Fashion Review: Chanel, Chloé, Saint Laurent, Valentino: Fashion Review

On Tuesday morning, streams of black cars made their way to the Grand Palais for the Chanel show, and the driver of a Rolls-Royce with diplomatic plates got into a shouting match with two French police officers.

Unsaid is how much fuel is burned for fashion: constructing show spaces that will be immediate tear-downs (Dior), installing mega sound systems (Saint Laurent) or just getting thousands of models, editors, buyers, hairdressers, caterers and the odd celebrity (Jennifer Lopez, at both Chanel and Valentino) around town. This extensive use of time and resources is all to display clothes in the most advantageous light.

A designer must work doubly hard to show that there’s a creative purpose in such excess. And even then, there’s always a chance he or she will seem woefully out of touch.

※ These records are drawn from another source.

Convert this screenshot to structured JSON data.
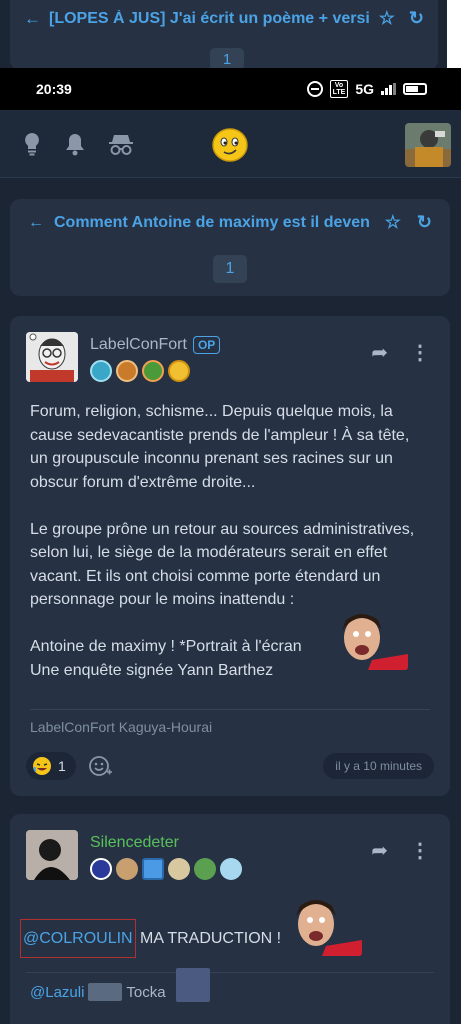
{
  "ghost": {
    "title": "[LOPES À JUS] J'ai écrit un poème + versi",
    "page": "1"
  },
  "status_bar": {
    "time": "20:39",
    "volte": "Vo LTE",
    "network": "5G"
  },
  "header": {
    "icons": [
      "lightbulb-icon",
      "bell-icon",
      "spy-icon"
    ],
    "logo": "smiley-logo"
  },
  "topic": {
    "title": "Comment Antoine de maximy est il deven",
    "page": "1"
  },
  "post1": {
    "author": "LabelConFort",
    "op_label": "OP",
    "para1": "Forum, religion, schisme... Depuis quelque mois, la cause sedevacantiste prends de l'ampleur ! À sa tête, un groupuscule inconnu prenant ses racines sur un obscur forum d'extrême droite...",
    "para2": "Le groupe prône un retour au sources administratives, selon lui, le siège de la modérateurs serait en effet vacant. Et ils ont choisi comme porte étendard un personnage pour le moins inattendu :",
    "line3": "Antoine de maximy ! *Portrait à l'écran",
    "line3_end": "*",
    "line4": "Une enquête signée Yann Barthez",
    "signature": "LabelConFort Kaguya-Hourai",
    "reaction_count": "1",
    "time": "il y a 10 minutes"
  },
  "post2": {
    "author": "Silencedeter",
    "mention": "@COLROULIN",
    "text": " MA TRADUCTION !",
    "quote_mention": "@Lazuli",
    "quote_text": "Tocka"
  },
  "colors": {
    "accent": "#4ba3e6",
    "background": "#1b2533",
    "card": "#263244",
    "green_author": "#58c15a"
  }
}
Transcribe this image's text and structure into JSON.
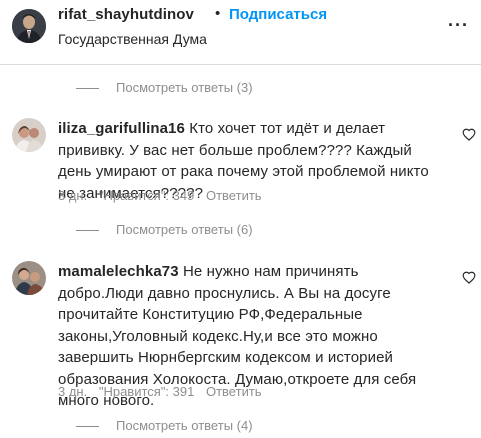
{
  "header": {
    "username": "rifat_shayhutdinov",
    "separator": "•",
    "follow_label": "Подписаться",
    "subtitle": "Государственная Дума",
    "more_icon": "more-horizontal-icon"
  },
  "threads": [
    {
      "label": "Посмотреть ответы (3)"
    },
    {
      "label": "Посмотреть ответы (6)"
    },
    {
      "label": "Посмотреть ответы (4)"
    }
  ],
  "comments": [
    {
      "username": "iliza_garifullina16",
      "text": "Кто хочет тот идёт и делает прививку. У вас нет больше проблем???? Каждый день умирают от рака почему этой проблемой никто не занимается?????",
      "time": "3 дн.",
      "likes": "\"Нравится\": 349",
      "reply_label": "Ответить"
    },
    {
      "username": "mamalelechka73",
      "text": "Не нужно нам причинять добро.Люди давно проснулись. А Вы на досуге прочитайте Конституцию РФ,Федеральные законы,Уголовный кодекс.Ну,и все это можно завершить Нюрнбергским кодексом и историей образования Холокоста. Думаю,откроете для себя много нового.",
      "time": "3 дн.",
      "likes": "\"Нравится\": 391",
      "reply_label": "Ответить"
    }
  ],
  "colors": {
    "link": "#0095f6",
    "muted": "#8e8e8e",
    "text": "#262626",
    "divider": "#dbdbdb"
  }
}
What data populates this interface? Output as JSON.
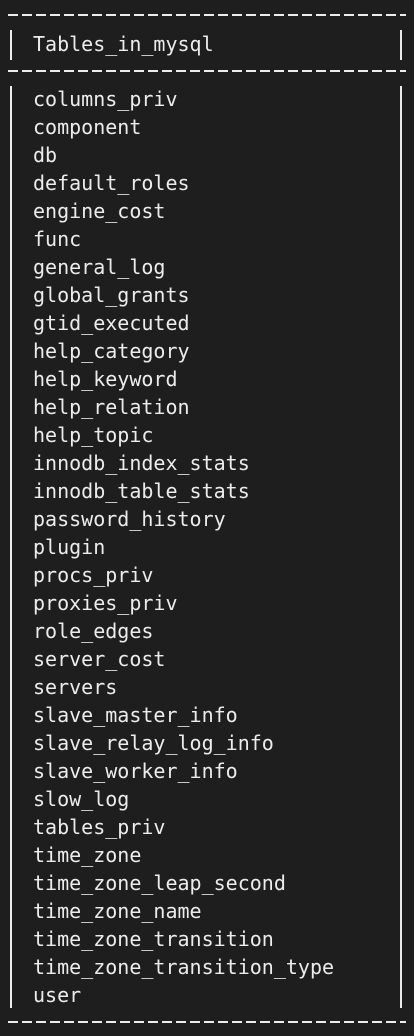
{
  "table": {
    "header": "Tables_in_mysql",
    "rows": [
      "columns_priv",
      "component",
      "db",
      "default_roles",
      "engine_cost",
      "func",
      "general_log",
      "global_grants",
      "gtid_executed",
      "help_category",
      "help_keyword",
      "help_relation",
      "help_topic",
      "innodb_index_stats",
      "innodb_table_stats",
      "password_history",
      "plugin",
      "procs_priv",
      "proxies_priv",
      "role_edges",
      "server_cost",
      "servers",
      "slave_master_info",
      "slave_relay_log_info",
      "slave_worker_info",
      "slow_log",
      "tables_priv",
      "time_zone",
      "time_zone_leap_second",
      "time_zone_name",
      "time_zone_transition",
      "time_zone_transition_type",
      "user"
    ]
  }
}
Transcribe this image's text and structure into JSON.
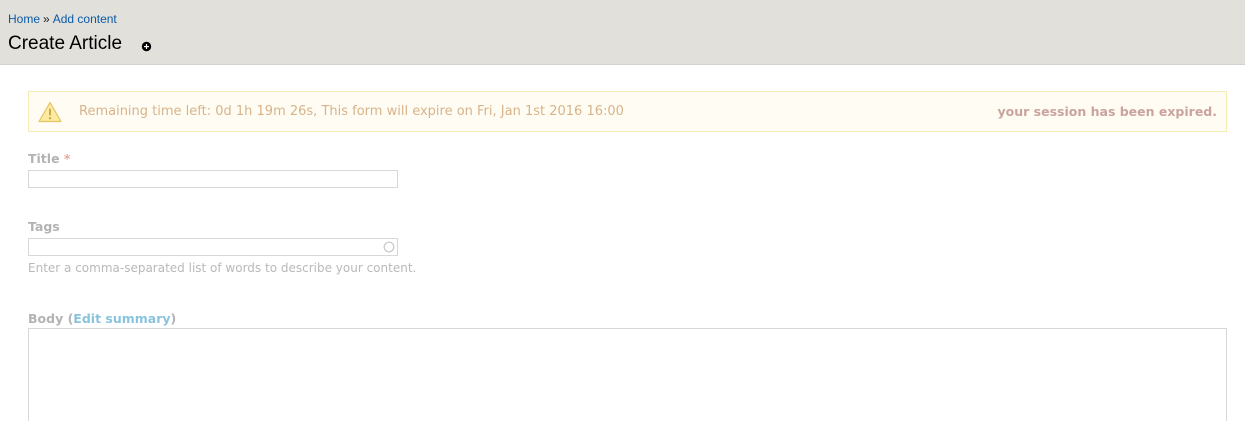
{
  "breadcrumb": {
    "home": "Home",
    "separator": "»",
    "add_content": "Add content"
  },
  "header": {
    "title": "Create Article",
    "shortcut_icon": "plus-circle-icon"
  },
  "warning": {
    "icon": "warning-triangle-icon",
    "message": "Remaining time left: 0d 1h 19m 26s, This form will expire on Fri, Jan 1st 2016 16:00",
    "status": "your session has been expired."
  },
  "form": {
    "title": {
      "label": "Title",
      "required_marker": "*",
      "value": ""
    },
    "tags": {
      "label": "Tags",
      "value": "",
      "autocomplete_icon": "autocomplete-throbber-icon",
      "description": "Enter a comma-separated list of words to describe your content."
    },
    "body": {
      "label": "Body",
      "open_paren": "(",
      "edit_summary_link": "Edit summary",
      "close_paren": ")",
      "value": ""
    }
  },
  "colors": {
    "header_bg": "#e1e0db",
    "link": "#0b5aa8",
    "warning_bg": "#fffdf3",
    "warning_border": "#f4ecb5",
    "warning_text": "#d8b38a",
    "required": "#e9a997"
  }
}
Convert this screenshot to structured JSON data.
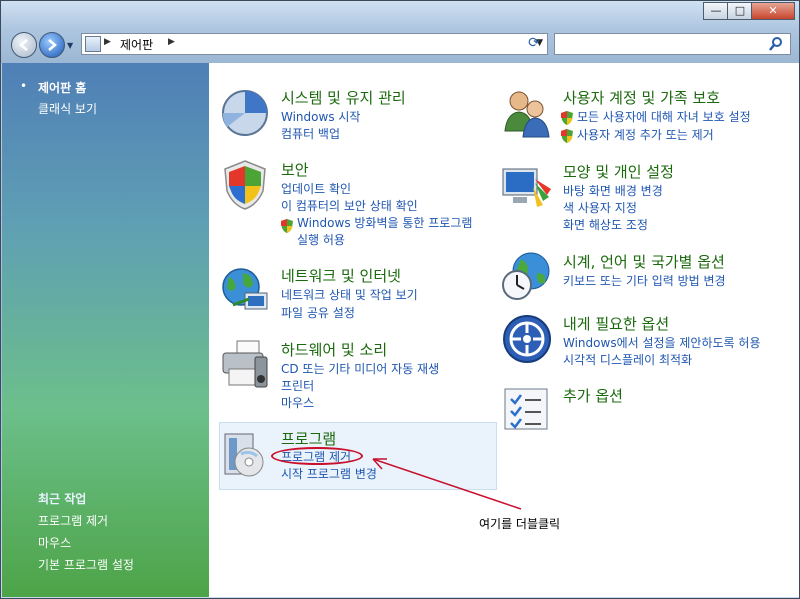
{
  "window": {
    "controls": {
      "minimize": "—",
      "maximize": "□",
      "close": "✕"
    }
  },
  "address": {
    "crumb": "제어판",
    "icons": [
      "back-icon",
      "forward-icon",
      "refresh-icon",
      "search-icon"
    ]
  },
  "search": {
    "placeholder": ""
  },
  "sidebar": {
    "home": "제어판 홈",
    "classic": "클래식 보기",
    "recent_header": "최근 작업",
    "recent": [
      "프로그램 제거",
      "마우스",
      "기본 프로그램 설정"
    ]
  },
  "categories": {
    "system": {
      "title": "시스템 및 유지 관리",
      "links": [
        "Windows 시작",
        "컴퓨터 백업"
      ]
    },
    "security": {
      "title": "보안",
      "links": [
        "업데이트 확인",
        "이 컴퓨터의 보안 상태 확인",
        "Windows 방화벽을 통한 프로그램",
        "실행 허용"
      ]
    },
    "network": {
      "title": "네트워크 및 인터넷",
      "links": [
        "네트워크 상태 및 작업 보기",
        "파일 공유 설정"
      ]
    },
    "hardware": {
      "title": "하드웨어 및 소리",
      "links": [
        "CD 또는 기타 미디어 자동 재생",
        "프린터",
        "마우스"
      ]
    },
    "programs": {
      "title": "프로그램",
      "links": [
        "프로그램 제거",
        "시작 프로그램 변경"
      ]
    },
    "users": {
      "title": "사용자 계정 및 가족 보호",
      "links": [
        "모든 사용자에 대해 자녀 보호 설정",
        "사용자 계정 추가 또는 제거"
      ]
    },
    "appearance": {
      "title": "모양 및 개인 설정",
      "links": [
        "바탕 화면 배경 변경",
        "색 사용자 지정",
        "화면 해상도 조정"
      ]
    },
    "clock": {
      "title": "시계, 언어 및 국가별 옵션",
      "links": [
        "키보드 또는 기타 입력 방법 변경"
      ]
    },
    "ease": {
      "title": "내게 필요한 옵션",
      "links": [
        "Windows에서 설정을 제안하도록 허용",
        "시각적 디스플레이 최적화"
      ]
    },
    "additional": {
      "title": "추가 옵션",
      "links": []
    }
  },
  "annotation": {
    "text": "여기를 더블클릭"
  },
  "colors": {
    "title_green": "#1b6a0d",
    "link_blue": "#1f56b0",
    "annotation_red": "#c8102e"
  }
}
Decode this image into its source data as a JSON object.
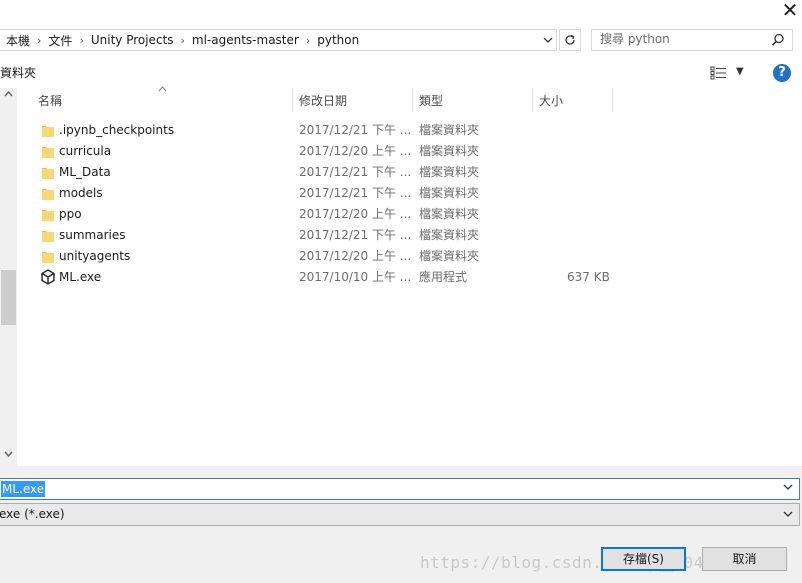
{
  "window": {
    "close_glyph": "✕"
  },
  "breadcrumb": [
    "本機",
    "文件",
    "Unity Projects",
    "ml-agents-master",
    "python"
  ],
  "search": {
    "placeholder": "搜尋 python"
  },
  "toolbar": {
    "left_label": "資料夾"
  },
  "columns": {
    "name": "名稱",
    "date": "修改日期",
    "type": "類型",
    "size": "大小"
  },
  "files": [
    {
      "name": ".ipynb_checkpoints",
      "date": "2017/12/21 下午 ...",
      "type": "檔案資料夾",
      "size": "",
      "icon": "folder-icon"
    },
    {
      "name": "curricula",
      "date": "2017/12/20 上午 ...",
      "type": "檔案資料夾",
      "size": "",
      "icon": "folder-icon"
    },
    {
      "name": "ML_Data",
      "date": "2017/12/21 下午 ...",
      "type": "檔案資料夾",
      "size": "",
      "icon": "folder-icon"
    },
    {
      "name": "models",
      "date": "2017/12/21 下午 ...",
      "type": "檔案資料夾",
      "size": "",
      "icon": "folder-icon"
    },
    {
      "name": "ppo",
      "date": "2017/12/20 上午 ...",
      "type": "檔案資料夾",
      "size": "",
      "icon": "folder-icon"
    },
    {
      "name": "summaries",
      "date": "2017/12/21 下午 ...",
      "type": "檔案資料夾",
      "size": "",
      "icon": "folder-icon"
    },
    {
      "name": "unityagents",
      "date": "2017/12/20 上午 ...",
      "type": "檔案資料夾",
      "size": "",
      "icon": "folder-icon"
    },
    {
      "name": "ML.exe",
      "date": "2017/10/10 上午 ...",
      "type": "應用程式",
      "size": "637 KB",
      "icon": "unity-app-icon"
    }
  ],
  "filename_field": {
    "value": "ML.exe"
  },
  "filetype_field": {
    "value": "exe (*.exe)"
  },
  "buttons": {
    "save": "存檔(S)",
    "cancel": "取消"
  },
  "watermark": "https://blog.csdn.net/qq_40458644",
  "colors": {
    "accent": "#0078d7",
    "selection": "#3399ff",
    "folder": "#f8d775",
    "help": "#1e73c8"
  }
}
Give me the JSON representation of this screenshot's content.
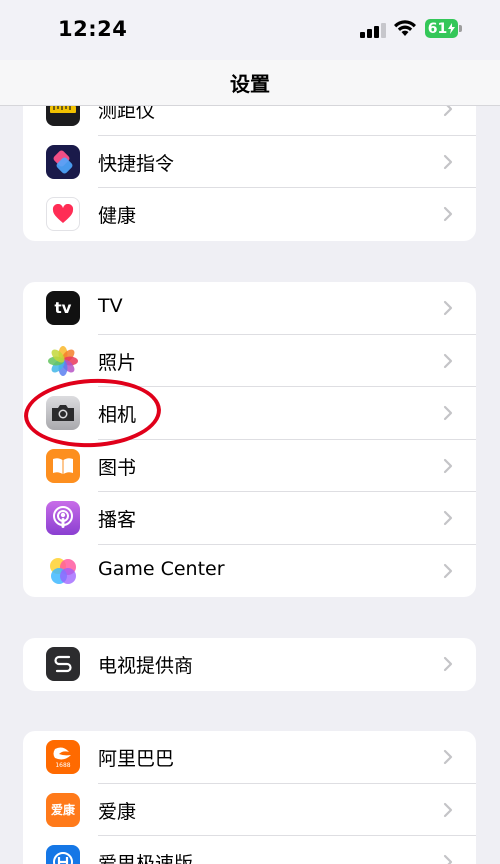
{
  "status": {
    "time": "12:24",
    "battery": "61"
  },
  "nav": {
    "title": "设置"
  },
  "groups": [
    {
      "items": [
        {
          "label": "测距仪",
          "icon": "measure-icon"
        },
        {
          "label": "快捷指令",
          "icon": "shortcuts-icon"
        },
        {
          "label": "健康",
          "icon": "health-icon"
        }
      ]
    },
    {
      "items": [
        {
          "label": "TV",
          "icon": "apple-tv-icon",
          "icon_text": "tv"
        },
        {
          "label": "照片",
          "icon": "photos-icon"
        },
        {
          "label": "相机",
          "icon": "camera-icon"
        },
        {
          "label": "图书",
          "icon": "books-icon"
        },
        {
          "label": "播客",
          "icon": "podcasts-icon"
        },
        {
          "label": "Game Center",
          "icon": "game-center-icon"
        }
      ]
    },
    {
      "items": [
        {
          "label": "电视提供商",
          "icon": "tv-provider-icon"
        }
      ]
    },
    {
      "items": [
        {
          "label": "阿里巴巴",
          "icon": "alibaba-icon",
          "icon_text": "1688"
        },
        {
          "label": "爱康",
          "icon": "aikang-icon",
          "icon_text": "爱康"
        },
        {
          "label": "爱思极速版",
          "icon": "aisi-icon"
        }
      ]
    }
  ],
  "colors": {
    "accent_annotation": "#e0001a",
    "battery": "#34c759",
    "background": "#efeff4"
  }
}
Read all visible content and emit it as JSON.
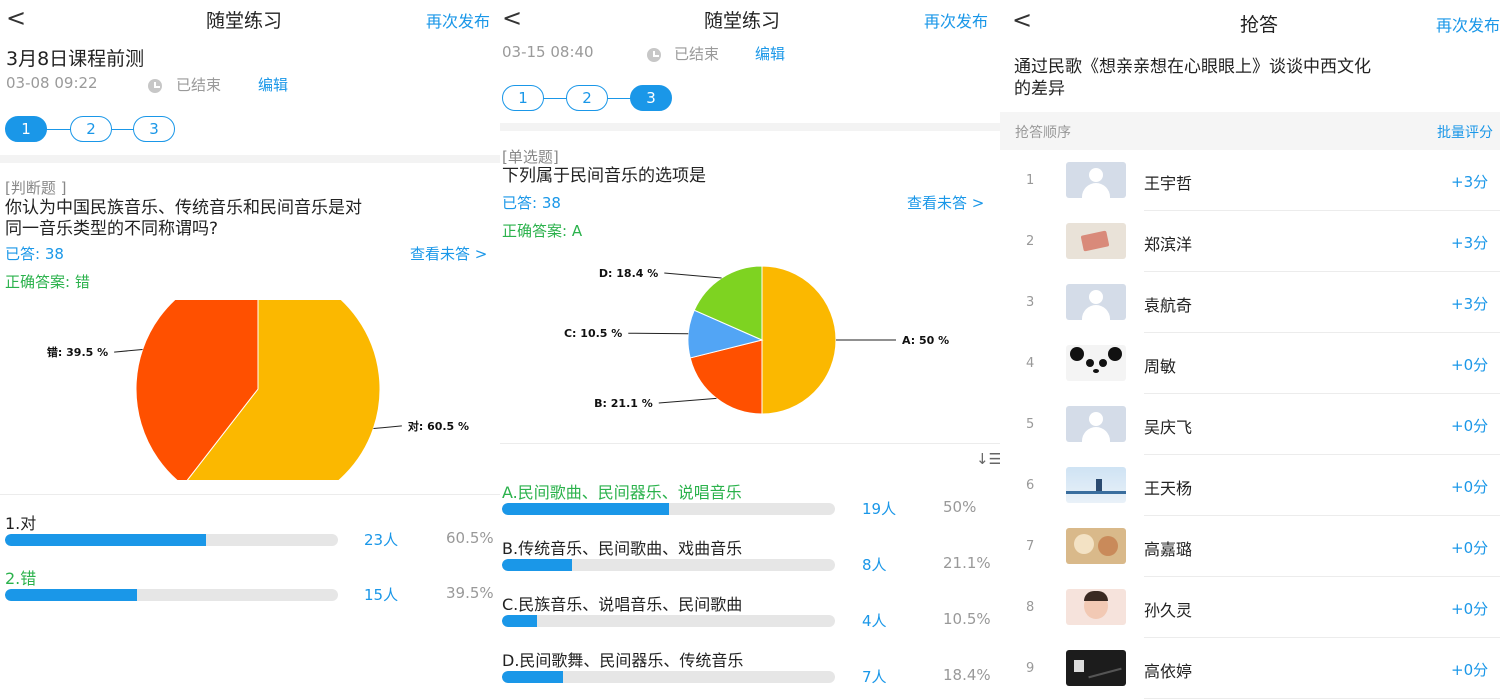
{
  "panel1": {
    "back": "<",
    "title": "随堂练习",
    "action": "再次发布",
    "quiz_title": "3月8日课程前测",
    "time": "03-08 09:22",
    "status": "已结束",
    "edit": "编辑",
    "steps": [
      "1",
      "2",
      "3"
    ],
    "active_step": 0,
    "question_type": "[判断题 ]",
    "question_line1": "你认为中国民族音乐、传统音乐和民间音乐是对",
    "question_line2": "同一音乐类型的不同称谓吗?",
    "answered": "已答: 38",
    "view_unanswered": "查看未答 >",
    "correct_answer": "正确答案: 错",
    "chart_data": {
      "type": "pie",
      "labels": [
        "对",
        "错"
      ],
      "values": [
        60.5,
        39.5
      ],
      "label_texts": [
        "对: 60.5 %",
        "错: 39.5 %"
      ],
      "colors": [
        "#fbb800",
        "#ff5000"
      ]
    },
    "options": [
      {
        "label": "1.对",
        "count": "23人",
        "pct": "60.5%",
        "fraction": 0.605,
        "correct": false
      },
      {
        "label": "2.错",
        "count": "15人",
        "pct": "39.5%",
        "fraction": 0.395,
        "correct": true
      }
    ]
  },
  "panel2": {
    "back": "<",
    "title": "随堂练习",
    "action": "再次发布",
    "time": "03-15 08:40",
    "status": "已结束",
    "edit": "编辑",
    "steps": [
      "1",
      "2",
      "3"
    ],
    "active_step": 2,
    "question_type": "[单选题]",
    "question_line1": "下列属于民间音乐的选项是",
    "answered": "已答: 38",
    "view_unanswered": "查看未答 >",
    "correct_answer": "正确答案: A",
    "chart_data": {
      "type": "pie",
      "labels": [
        "A",
        "B",
        "C",
        "D"
      ],
      "values": [
        50,
        21.1,
        10.5,
        18.4
      ],
      "label_texts": [
        "A: 50 %",
        "B: 21.1 %",
        "C: 10.5 %",
        "D: 18.4 %"
      ],
      "colors": [
        "#fbb800",
        "#ff5000",
        "#52a5f5",
        "#7ed321"
      ]
    },
    "sort_icon": "sort-icon",
    "options": [
      {
        "label": "A.民间歌曲、民间器乐、说唱音乐",
        "count": "19人",
        "pct": "50%",
        "fraction": 0.5,
        "correct": true
      },
      {
        "label": "B.传统音乐、民间歌曲、戏曲音乐",
        "count": "8人",
        "pct": "21.1%",
        "fraction": 0.211,
        "correct": false
      },
      {
        "label": "C.民族音乐、说唱音乐、民间歌曲",
        "count": "4人",
        "pct": "10.5%",
        "fraction": 0.105,
        "correct": false
      },
      {
        "label": "D.民间歌舞、民间器乐、传统音乐",
        "count": "7人",
        "pct": "18.4%",
        "fraction": 0.184,
        "correct": false
      }
    ]
  },
  "panel3": {
    "back": "<",
    "title": "抢答",
    "action": "再次发布",
    "question_line1": "通过民歌《想亲亲想在心眼眼上》谈谈中西文化",
    "question_line2": "的差异",
    "order_label": "抢答顺序",
    "batch_label": "批量评分",
    "rows": [
      {
        "rank": "1",
        "name": "王宇哲",
        "score": "+3分",
        "avatar": "default-avatar"
      },
      {
        "rank": "2",
        "name": "郑滨洋",
        "score": "+3分",
        "avatar": "photo-avatar"
      },
      {
        "rank": "3",
        "name": "袁航奇",
        "score": "+3分",
        "avatar": "default-avatar"
      },
      {
        "rank": "4",
        "name": "周敏",
        "score": "+0分",
        "avatar": "panda-avatar"
      },
      {
        "rank": "5",
        "name": "吴庆飞",
        "score": "+0分",
        "avatar": "default-avatar"
      },
      {
        "rank": "6",
        "name": "王天杨",
        "score": "+0分",
        "avatar": "beach-avatar"
      },
      {
        "rank": "7",
        "name": "高嘉璐",
        "score": "+0分",
        "avatar": "bear-avatar"
      },
      {
        "rank": "8",
        "name": "孙久灵",
        "score": "+0分",
        "avatar": "child-avatar"
      },
      {
        "rank": "9",
        "name": "高依婷",
        "score": "+0分",
        "avatar": "dark-avatar"
      }
    ]
  }
}
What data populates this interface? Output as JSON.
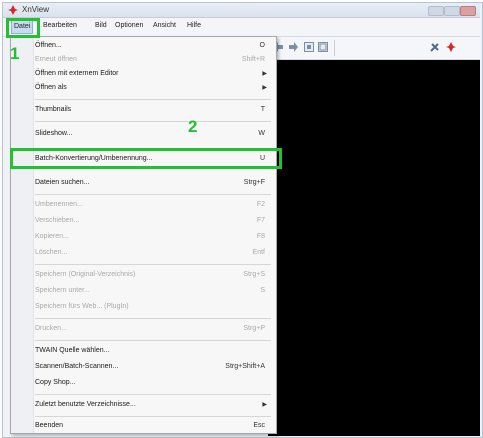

The 12 wind turbines on the Chanel runway, their blades idly turning under the glass roof of the Palais, did not mean that Karl Lagerfeld had gone green. Like the blue solar-panel pattern on the runway, they were strictly for effect: to suggest the technological innovations in the fabrics, as well as lightness and air.

A household fan, I guess, just wouldn’t do.

Chanel can be accused of obtuseness and political incorrectness; it once trucked in an iceberg. In the end, the turbines didn’t really add anything to the show, except an absurd sense of delight each time you looked up at the white blades. But neither did they detract from anything. On that huge, light-hazy stage, framed by the minimalist towers, the spectrum of colors — royal blue, pink, aqua, red, sage, lavender — blurred into random drops, much as your eye picks out the bright hues in crowded streets.

It’s hard to know where Mr. Lagerfeld gets his ideas, or how much of the total effect he sees in his mind as he starts to sketch a collection. But his ability to impart abstract impressions, as well as an attitude, is utterly fascinating. Another thing to look for in this collection are graphic textures: subtle grid effects created by mesh (sometimes embedded in cotton), very flat tweeds, the bold stripes in the platforms of shoes, and the checked edging of paper-white jackets and cropped tops. The short, blown-out silhouette is self-evidently about air.

Hedi Slimane has returned to the runway, as creative director of Saint Laurent, where he once designed men’s wear before transforming Dior Homme into a hot, skinny-suit connection. He brought back his showmanship but, alas, not the fashion sense that people expected of him.

He seemed reluctant, in fact, to interpret the Saint Laurent style, and so what the audience got (I saw the collection online, as I was not invited) were tightened-up pantsuits, blouses with frothy bows, fringed suede, floppy hats, caftans and other bohemian trappings from the late ’60s and ’70s. It was a nice but frozen vision of a bohemian chick at the Chateau Marmont.

The real question is whether there remains a vital enough story in Saint Laurent to tell to young women. With Céline, Phoebe Philo created her own. Maybe that’s a cue to Mr. Slimane: Don’t tell other peoples’ stories, tell your own.

I don’t know a “virginal polo shirt” from another polo shirt, but despite how that sounds, the Valentino designers, Maria Grazia Chiuri and Pierpaolo Piccioli, had a terrific show. In black, paper-white, ivory, and rose shades of pink, A-line dresses and skirts in lace and other materials lightly swept over the body. Feminine details, like collars and bib fronts, were restrained. Along with the fabrics, what made the collection was the modest, beautiful line.

Clare Waight Keller has found her legs at Chloé — in cute, oversize Bermudas and rounded pants. The shorts looked great either with a slim collarless jacket and long crepe blouse or a cropped popover top (a trend this season) with crisp white T-top. The misses in this collection were almost all a result of some excessive gesture: a too-wide collar or overshaped sleeve. Last season she filled her collection with offbeat sportswear pieces. Somehow, she needs to pour off some of the feminine syrup.